For Americans, openness to change is a traditional value. Walter Mondale acknowledged this oddity of the American character, which at the same time is a source of its great progressive energy, in his first speech as the Democrats' presidential nominee.
In a rare admission that the Carter-Mondale ticket misjudged the public's mood in 1980, Mr. Mondale conceded that the Republicans had won a mandate for change - although not preapproval of all the Reagan administration has done with its mandate. In 1968 Hubert Humphrey took too long to part with Lyndon Johnson over Vietnam; once free of that burden, he almost overtook Richard Nixon. Mondale's attempted break with the Carter past comes at the outset of his campaign; whether he succeeds will depend on whether the American public believes this is a new Mondale, and on how effectively Ronald Reagan argues that there is no such creature as a reformed Democrat except one that votes Republican.
Mondale took an unusual step in calling for a tax increase next year. Tactically, he wants to set the economic argument in a time frame of 1985 and beyond, where huge deficits loom, rather than in election-time 1984, when the economy is humming. It is part of the strategy to draw Mr. Reagan into a series of public debates - which is a risk, given Reagan's convincing 1980 debate victory over Mr. Carter.
There should be presidential debates in 1984: at least three, on foreign, domestic, and social issues. With campaigns increasingly keyed to the television medium, to fleeting imagistic ads, the candidates and the medium owe the public a lengthier format for challenge and explanation of policies and stands.

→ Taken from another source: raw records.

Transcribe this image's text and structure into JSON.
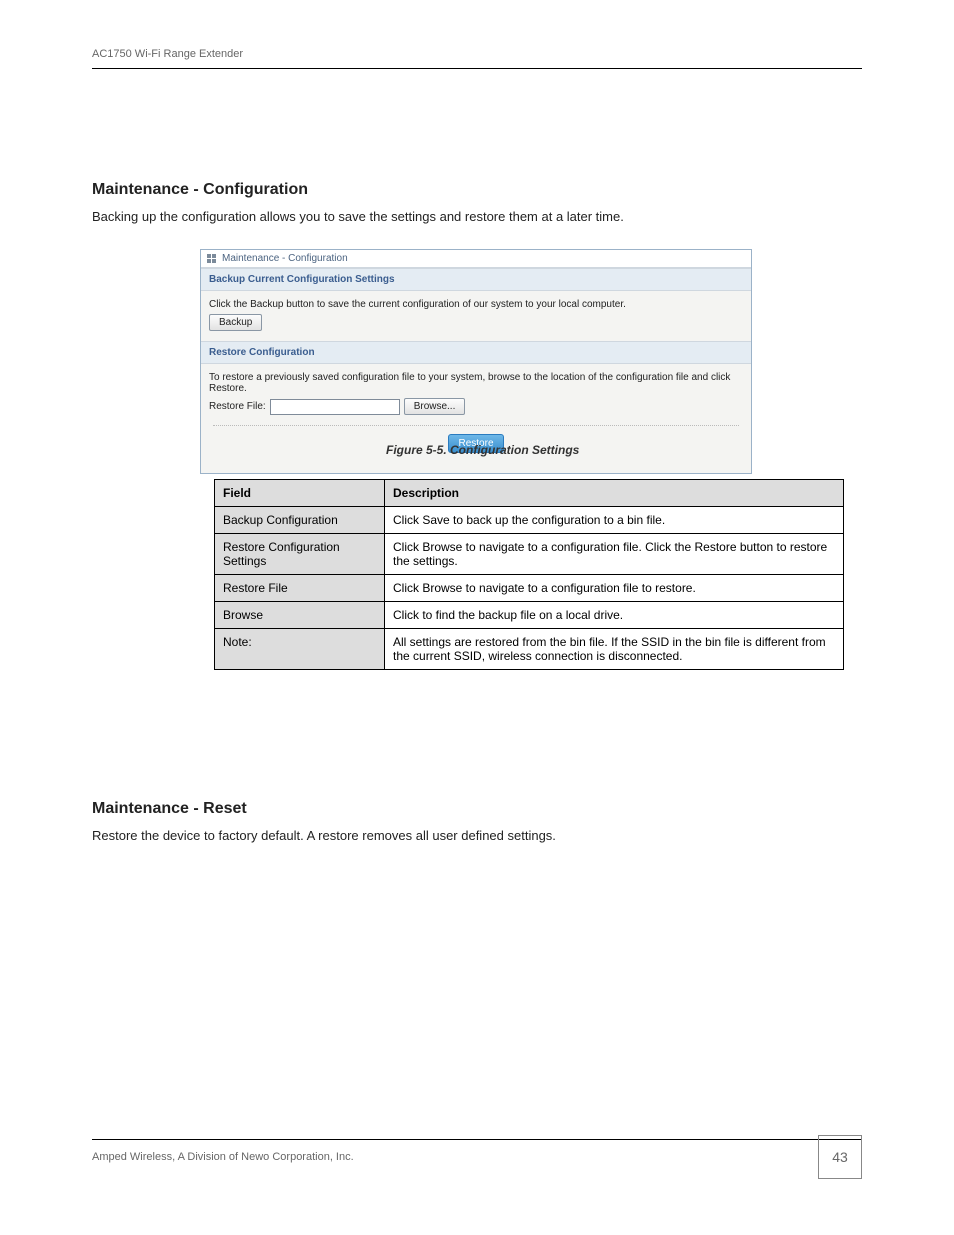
{
  "header": {
    "product": "AC1750 Wi-Fi Range Extender"
  },
  "section": {
    "intro_heading": "Maintenance - Configuration",
    "intro_body": "Backing up the configuration allows you to save the settings and restore them at a later time."
  },
  "figure": {
    "caption": "Figure 5-5. Configuration Settings",
    "breadcrumb": "Maintenance - Configuration",
    "backup_head": "Backup Current Configuration Settings",
    "backup_text": "Click the Backup button to save the current configuration of our system to your local computer.",
    "backup_btn": "Backup",
    "restore_head": "Restore Configuration",
    "restore_text": "To restore a previously saved configuration file to your system, browse to the location of the configuration file and click Restore.",
    "restore_file_label": "Restore File:",
    "browse_btn": "Browse...",
    "restore_btn": "Restore"
  },
  "table": {
    "head_field": "Field",
    "head_desc": "Description",
    "rows": [
      {
        "f": "Backup Configuration",
        "d": "Click Save to back up the configuration to a bin file."
      },
      {
        "f": "Restore Configuration Settings",
        "d": "Click Browse to navigate to a configuration file. Click the Restore button to restore the settings."
      },
      {
        "f": "Restore File",
        "d": "Click Browse to navigate to a configuration file to restore."
      },
      {
        "f": "Browse",
        "d": "Click to find the backup file on a local drive."
      },
      {
        "f": "Note:",
        "d": "All settings are restored from the bin file. If the SSID in the bin file is different from the current SSID, wireless connection is disconnected."
      }
    ]
  },
  "reset": {
    "heading": "Maintenance - Reset",
    "body": "Restore the device to factory default. A restore removes all user defined settings."
  },
  "footer": {
    "left": "Amped Wireless, A Division of Newo Corporation, Inc.",
    "page": "43"
  }
}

Orderly change characterizes the American center. Mondale is trying to move to the center to escape a reputation of a too-liberal past. In her initial speech as his vice-presidential nominee, Geraldine Ferraro raised issues that reflect a Democratic version of traditional values, the work ethic, and patriotic appeals similar to those of the Republicans in 1984. The Mondale-Ferraro ticket is trying to escape much of the Carter past. It is trying to absorb the stronger arguments of the Republican present. It is doing another thing: incorporating rival Gary Hart's emphasis on the future.
If there's one thing Americans like more than the present, it's their prospects for the future. There are some ironies in this. The immigrants usually heralded by the Democrats and the Republicans - the Irish, Italians, Poles, and whatnot - are today's establishment. Today's immigrants tend to be Asian, Hispanic, Middle Eastern. No matter: The notion of the door open for those willing to earn their opportunity has enormous appeal.
The Democrats have an opening or two. On arms control Mr. Reagan is the first President who has not held direct talks with the Soviet leader since the advent of the nuclear bomb. Then there are the deficits, and the environment. To unseat Mr. Reagan, a popular President in a time of prosperity, Mondale will probably have to argue that change under the Republicans has run its course, or is headed in an unwise direction.
Mondale may not be able to persuade Americans to switch from their incumbent. But at least he can direct the campaign to a useful discussion of changing government responsibility in the next four years.